Entrypoint for samples. Classifies type of samples labeled as `kind: raw`,
which makes them available for subsystems that receive samples with specific
type only (e.g. `raw` => `runnable:win32:exe`)
**Author**: CERT.pl
**Maintainers**: psrok1, msm, nazywam
**Consumes:**
{
"type": "sample",
"kind": "raw"
"payload": {
"magic": "output from 'file' command",
"sample":
}
}
**Produces:**
{
"type": "sample",
"stage": "recognized",
"kind": "runnable" # Executable format default for OS platform
|| "document" # Office document
|| "archive" # Archive containing samples (zip, e-mails)

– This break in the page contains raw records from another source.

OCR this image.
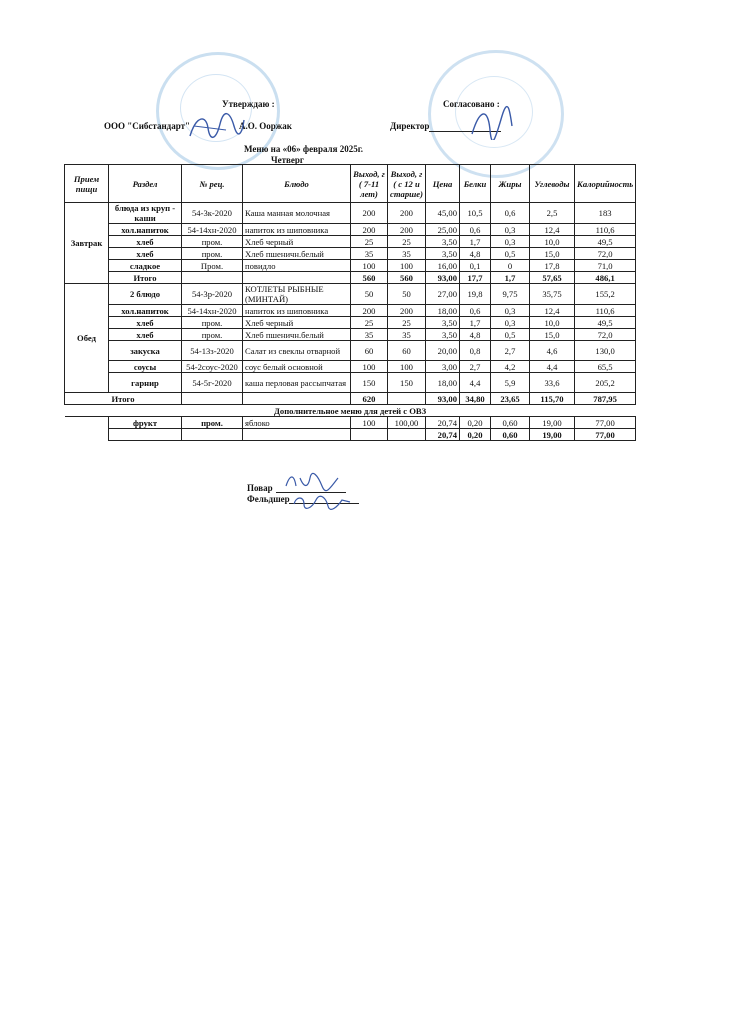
Утверждаю :	Согласовано :
ООО "Сибстандарт"	А.О. Ооржак	Директор
Меню на «06» февраля 2025г.
Четверг
Прием пищи	Раздел	№ рец.	Блюдо	Выход, г ( 7-11 лет)	Выход, г ( с 12 и старше)	Цена	Белки	Жиры	Углеводы	Калорийность
Завтрак	блюда из круп - каши	54-3к-2020	Каша манная молочная	200	200	45,00	10,5	0,6	2,5	183
	хол.напиток	54-14хн-2020	напиток из шиповника	200	200	25,00	0,6	0,3	12,4	110,6
	хлеб	пром.	Хлеб черный	25	25	3,50	1,7	0,3	10,0	49,5
	хлеб	пром.	Хлеб пшеничн.белый	35	35	3,50	4,8	0,5	15,0	72,0
	сладкое	Пром.	повидло	100	100	16,00	0,1	0	17,8	71,0
	Итого			560	560	93,00	17,7	1,7	57,65	486,1
Обед	2 блюдо	54-3р-2020	КОТЛЕТЫ РЫБНЫЕ (МИНТАЙ)	50	50	27,00	19,8	9,75	35,75	155,2
	хол.напиток	54-14хн-2020	напиток из шиповника	200	200	18,00	0,6	0,3	12,4	110,6
	хлеб	пром.	Хлеб черный	25	25	3,50	1,7	0,3	10,0	49,5
	хлеб	пром.	Хлеб пшеничн.белый	35	35	3,50	4,8	0,5	15,0	72,0
	закуска	54-13з-2020	Салат из свеклы отварной	60	60	20,00	0,8	2,7	4,6	130,0
	соусы	54-2соус-2020	соус белый основной	100	100	3,00	2,7	4,2	4,4	65,5
	гарнир	54-5г-2020	каша перловая рассыпчатая	150	150	18,00	4,4	5,9	33,6	205,2
Итого				620		93,00	34,80	23,65	115,70	787,95
Дополнительное меню для детей с ОВЗ										
	фрукт	пром.	яблоко	100	100,00	20,74	0,20	0,60	19,00	77,00
						20,74	0,20	0,60	19,00	77,00
Повар
Фельдшер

|| "dump" # Dump from sandbox
|| "script", # Script (js/vbs/bat...)
|| "misc", # No platform or extension
"platform": "win32"
|| "win64"
|| "linux"
|| "android",
|| "macos",
|| "freebsd",
|| "netbsd",
|| "openbsd",
|| "solaris",
"extension": "*", # Expected file extension
"mime": "*", # Expected file mimetype
... (other fields are derived from incoming task)
}
**Warning** the output `mime` field is not deterministic across libmagic versions and can change depending on the version you're using. We don't recommend creating consumers that listen on it directly.
## Usage
First of all, make sure you have setup the core system: https://github.com/CERT-Polska/karton
Then install karton-classifier from PyPi:
$ pip install karton-classifier
$ karton-classifier
## YARA rule classifiers
Since karton-classifier v2.1.0 it's possible to extend the classifier logic using YARA rules.

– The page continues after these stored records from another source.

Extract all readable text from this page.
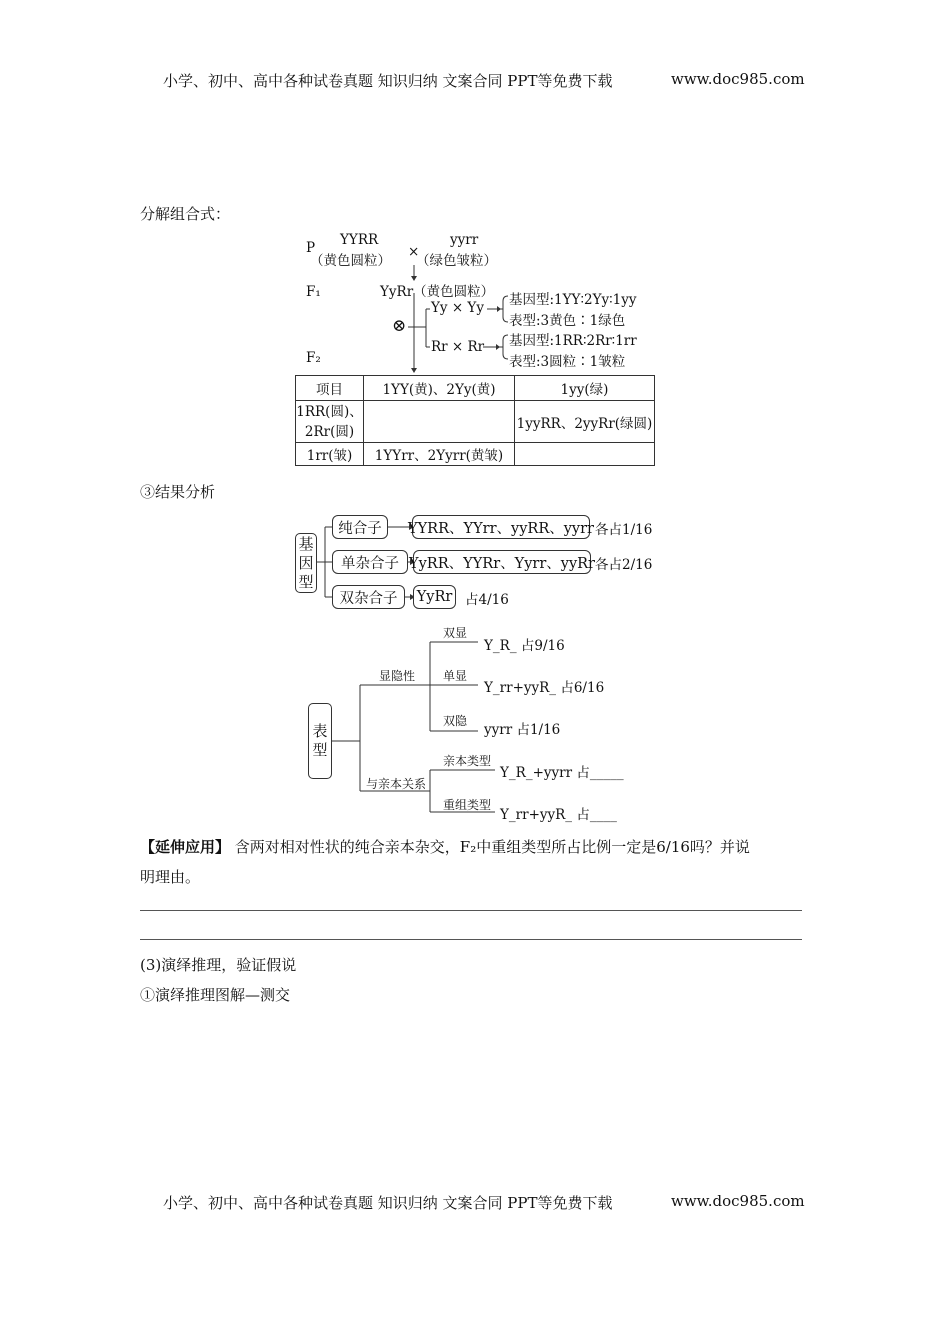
小学、初中、高中各种试卷真题 知识归纳 文案合同 PPT等免费下载	www.doc985.com
分解组合式：
P YYRR
（黄色圆粒）
×
yyrr
（绿色皱粒）
F₁	YyRr（黄色圆粒）
⊗
F₂
Yy × Yy
Rr × Rr
基因型:1YY∶2Yy∶1yy
表型:3黄色∶1绿色
基因型:1RR∶2Rr∶1rr
表型:3圆粒∶1皱粒
项目	1YY(黄)、2Yy(黄)	1yy(绿)

1RR(圆)、
2Rr(圆)		1yyRR、2yyRr(绿圆)
1rr(皱)	1YYrr、2Yyrr(黄皱)	
③结果分析
基
因
型
纯合子
单杂合子
双杂合子
YYRR、YYrr、yyRR、yyrr
YyRR、YYRr、Yyrr、yyRr
YyRr
各占1/16
各占2/16
占4/16
表
型
显隐性
与亲本关系
双显
Y_R_ 占9/16
单显
Y_rr+yyR_ 占6/16
双隐
yyrr 占1/16
亲本类型
Y_R_+yyrr 占_____
重组类型
Y_rr+yyR_ 占____
【延伸应用】 含两对相对性状的纯合亲本杂交，F₂中重组类型所占比例一定是6/16吗？并说
明理由。
(3)演绎推理，验证假说
①演绎推理图解—测交
小学、初中、高中各种试卷真题 知识归纳 文案合同 PPT等免费下载	www.doc985.com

You can enable it by passing `--yara-rules` with the path to the directory containing the rules. Each rule **has to** specify the resulting `kind` using the meta section. Other meta-attributes (`platform` and `extension`) are supported but optional. A working rule looks like this:
rule pe_file
{
meta:
description = "classifies incoming windows executables"
kind = "runnable"
platform = "win32"
extension = "exe"
strings:
$mz = "MZ"
condition:
$mz at 0 and uint32(uint32(0x3C)) == 0x4550
}
Some caveats to consider:
* Classifier will still process files normally, so in some cases it may report the same file twice.
* Classifier will report all matching Yara rules (so N matches on a single file will create N tasks)
* The outgoing task includes the matched rule name in `rule-name` in the task header
* All Yara rules must have a `.yar` extension. All other files in the specified directory are ignored. In particular, `.yara` extension is not supported.
* Directories are not supported too - all Yara rules must reside directly in the specified directory.